Wednesday, July 6, 2011

The Swamp people - Louisiana and Mississippi


We drove up through Baton Rouge and through the bayous of Louisiana to Lafayette. Henderson is a little town just outside of Lafayette set right in the swamp. This is Cajun country where gators rule the bayous and the washboard and piano accordion meld in zydeco music.

There are a about half a dozen little shacks set along the Henderson swamp that serve up beer and big old plates of boiled crawfish, and act as landings for air boats and motor boats.


It was easy to spend a couple of hours sitting on the porch at McGee’s Landing looking over the water and chatting with the locals, all of whom are fascinated to meet a real ‘Oss-stray-lin’. Upon learning where we were from, one guy said he’d had a friend who went to Australia.

“Really liked it, too. He was shootin’ heaps of stuff and sendin’ me pictures ‘n all,” he said.

Shaun is doing all the driving, and getting used to the right-hand drive, though as this photo depicts, sometimes we still get it a bit wrong. Like that Sesame Street song, “One of these things is not like the others…”


We travelled inland along Hwy 61, the Blues Highway, crossing the border to Mississippi and heading to Natchez.


The change from Louisiana to Mississippi was remarkable. Across the border we encountered a much lusher, greener state, American flags hung from every surface and picture-perfect wooden churches dotted along the way.

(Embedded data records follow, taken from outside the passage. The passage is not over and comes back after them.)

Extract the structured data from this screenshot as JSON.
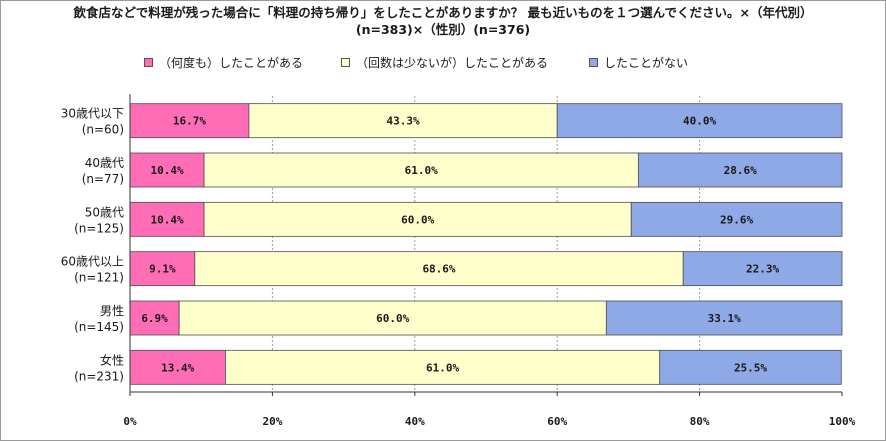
{
  "chart_data": {
    "type": "bar",
    "orientation": "horizontal",
    "stacked": true,
    "title_line1": "飲食店などで料理が残った場合に「料理の持ち帰り」をしたことがありますか？ 最も近いものを１つ選んでください。×（年代別）",
    "title_line2": "(n=383)×（性別）(n=376)",
    "categories": [
      {
        "label": "30歳代以下",
        "n": "(n=60)"
      },
      {
        "label": "40歳代",
        "n": "(n=77)"
      },
      {
        "label": "50歳代",
        "n": "(n=125)"
      },
      {
        "label": "60歳代以上",
        "n": "(n=121)"
      },
      {
        "label": "男性",
        "n": "(n=145)"
      },
      {
        "label": "女性",
        "n": "(n=231)"
      }
    ],
    "series": [
      {
        "name": "（何度も）したことがある",
        "color": "#ff6db6",
        "values": [
          16.7,
          10.4,
          10.4,
          9.1,
          6.9,
          13.4
        ]
      },
      {
        "name": "（回数は少ないが）したことがある",
        "color": "#ffffcc",
        "values": [
          43.3,
          61.0,
          60.0,
          68.6,
          60.0,
          61.0
        ]
      },
      {
        "name": "したことがない",
        "color": "#8fa8e6",
        "values": [
          40.0,
          28.6,
          29.6,
          22.3,
          33.1,
          25.5
        ]
      }
    ],
    "value_labels": [
      [
        "16.7%",
        "43.3%",
        "40.0%"
      ],
      [
        "10.4%",
        "61.0%",
        "28.6%"
      ],
      [
        "10.4%",
        "60.0%",
        "29.6%"
      ],
      [
        "9.1%",
        "68.6%",
        "22.3%"
      ],
      [
        "6.9%",
        "60.0%",
        "33.1%"
      ],
      [
        "13.4%",
        "61.0%",
        "25.5%"
      ]
    ],
    "x_ticks": [
      "0%",
      "20%",
      "40%",
      "60%",
      "80%",
      "100%"
    ],
    "xlim": [
      0,
      100
    ],
    "grid": true,
    "legend_position": "top"
  }
}
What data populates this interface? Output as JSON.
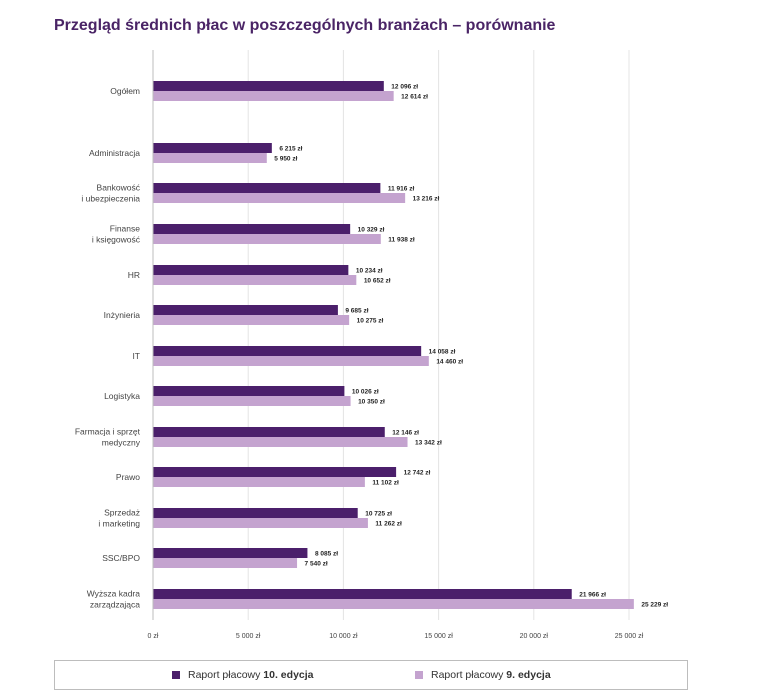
{
  "chart_data": {
    "type": "bar",
    "orientation": "horizontal",
    "title": "Przegląd średnich płac w poszczególnych branżach – porównanie",
    "categories": [
      [
        "Ogółem"
      ],
      [
        "Administracja"
      ],
      [
        "Bankowość",
        "i ubezpieczenia"
      ],
      [
        "Finanse",
        "i księgowość"
      ],
      [
        "HR"
      ],
      [
        "Inżynieria"
      ],
      [
        "IT"
      ],
      [
        "Logistyka"
      ],
      [
        "Farmacja i sprzęt",
        "medyczny"
      ],
      [
        "Prawo"
      ],
      [
        "Sprzedaż",
        "i marketing"
      ],
      [
        "SSC/BPO"
      ],
      [
        "Wyższa kadra",
        "zarządzająca"
      ]
    ],
    "series": [
      {
        "name": "Raport płacowy 10. edycja",
        "color": "#4b1f6b",
        "values": [
          12096,
          6215,
          11916,
          10329,
          10234,
          9685,
          14058,
          10026,
          12146,
          12742,
          10725,
          8085,
          21966
        ],
        "labels": [
          "12 096 zł",
          "6 215 zł",
          "11 916 zł",
          "10 329 zł",
          "10 234 zł",
          "9 685 zł",
          "14 058 zł",
          "10 026 zł",
          "12 146 zł",
          "12 742 zł",
          "10 725 zł",
          "8 085 zł",
          "21 966 zł"
        ]
      },
      {
        "name": "Raport płacowy 9. edycja",
        "color": "#c4a3cf",
        "values": [
          12614,
          5950,
          13216,
          11938,
          10652,
          10275,
          14460,
          10350,
          13342,
          11102,
          11262,
          7540,
          25229
        ],
        "labels": [
          "12 614 zł",
          "5 950 zł",
          "13 216 zł",
          "11 938 zł",
          "10 652 zł",
          "10 275 zł",
          "14 460 zł",
          "10 350 zł",
          "13 342 zł",
          "11 102 zł",
          "11 262 zł",
          "7 540 zł",
          "25 229 zł"
        ]
      }
    ],
    "xlim": [
      0,
      25000
    ],
    "xticks": [
      0,
      5000,
      10000,
      15000,
      20000,
      25000
    ],
    "xtick_labels": [
      "0 zł",
      "5 000 zł",
      "10 000 zł",
      "15 000 zł",
      "20 000 zł",
      "25 000 zł"
    ],
    "grid": true,
    "legend_position": "bottom"
  },
  "legend": {
    "item1_prefix": "Raport płacowy ",
    "item1_bold": "10. edycja",
    "item2_prefix": "Raport płacowy ",
    "item2_bold": "9. edycja"
  }
}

The grand, column-fronted antebellum (pre-civil war) homes dotted around this area make me want to don a hoop skirt, sit on a rocking chair on the veranda and drink a mint julep. They are straight out of Gone With the Wind.


We spent an hilarious evening at the Natchez Saloon Under the Hill, which sits up on the hill by the Mississippi River where the majestic old steamboats used to pull up and deliver their goods to the merchants. The Saloon is managed by a cheeky old man called JD and live music most nights which even the local mutts enjoy.

Here’s me hamming it up with JD behind the bar. He looks like a little leprechaun.

In Natchez we stayed in a cabin in the State Park, right on the lake. It was like the Griswald’s summer vacation. We saw deer, armadillo, vultures and fireflies.


Special mention goes to the 'Family Dollar' and 'Piggly Wiggly', two entertainingly named, American be-flagged supermarket chains that sell not a lot of fresh anything, and a whole lot of pre-packaged everything to keep us fuelled.

They do sell about a thousand varieties of grits, though!

Big thumbs down to the ‘Imitation cheese slices’ that we picked up, having been blinded by the $1.50 price tag. Those nasty plastic slices were left to die a slow death of 2000 years in the fridge in the cabin.

Big thumbs up to this souped up Caddy that we spotted in the Family Dollar car park. Can you believe those tyres? The family who were driving it couldn’t understand what all the fuss was about.

I bought the most beautiful, hand-crocheted dress from a vintage shop in Natchez. The woman found it in the attic of an antebellum home in Touloula. It was found with a cream tuxedo jacket and pants, and satin shoes and they suspect that the two garments were worn by a bride and groom sometime in the 1920’s.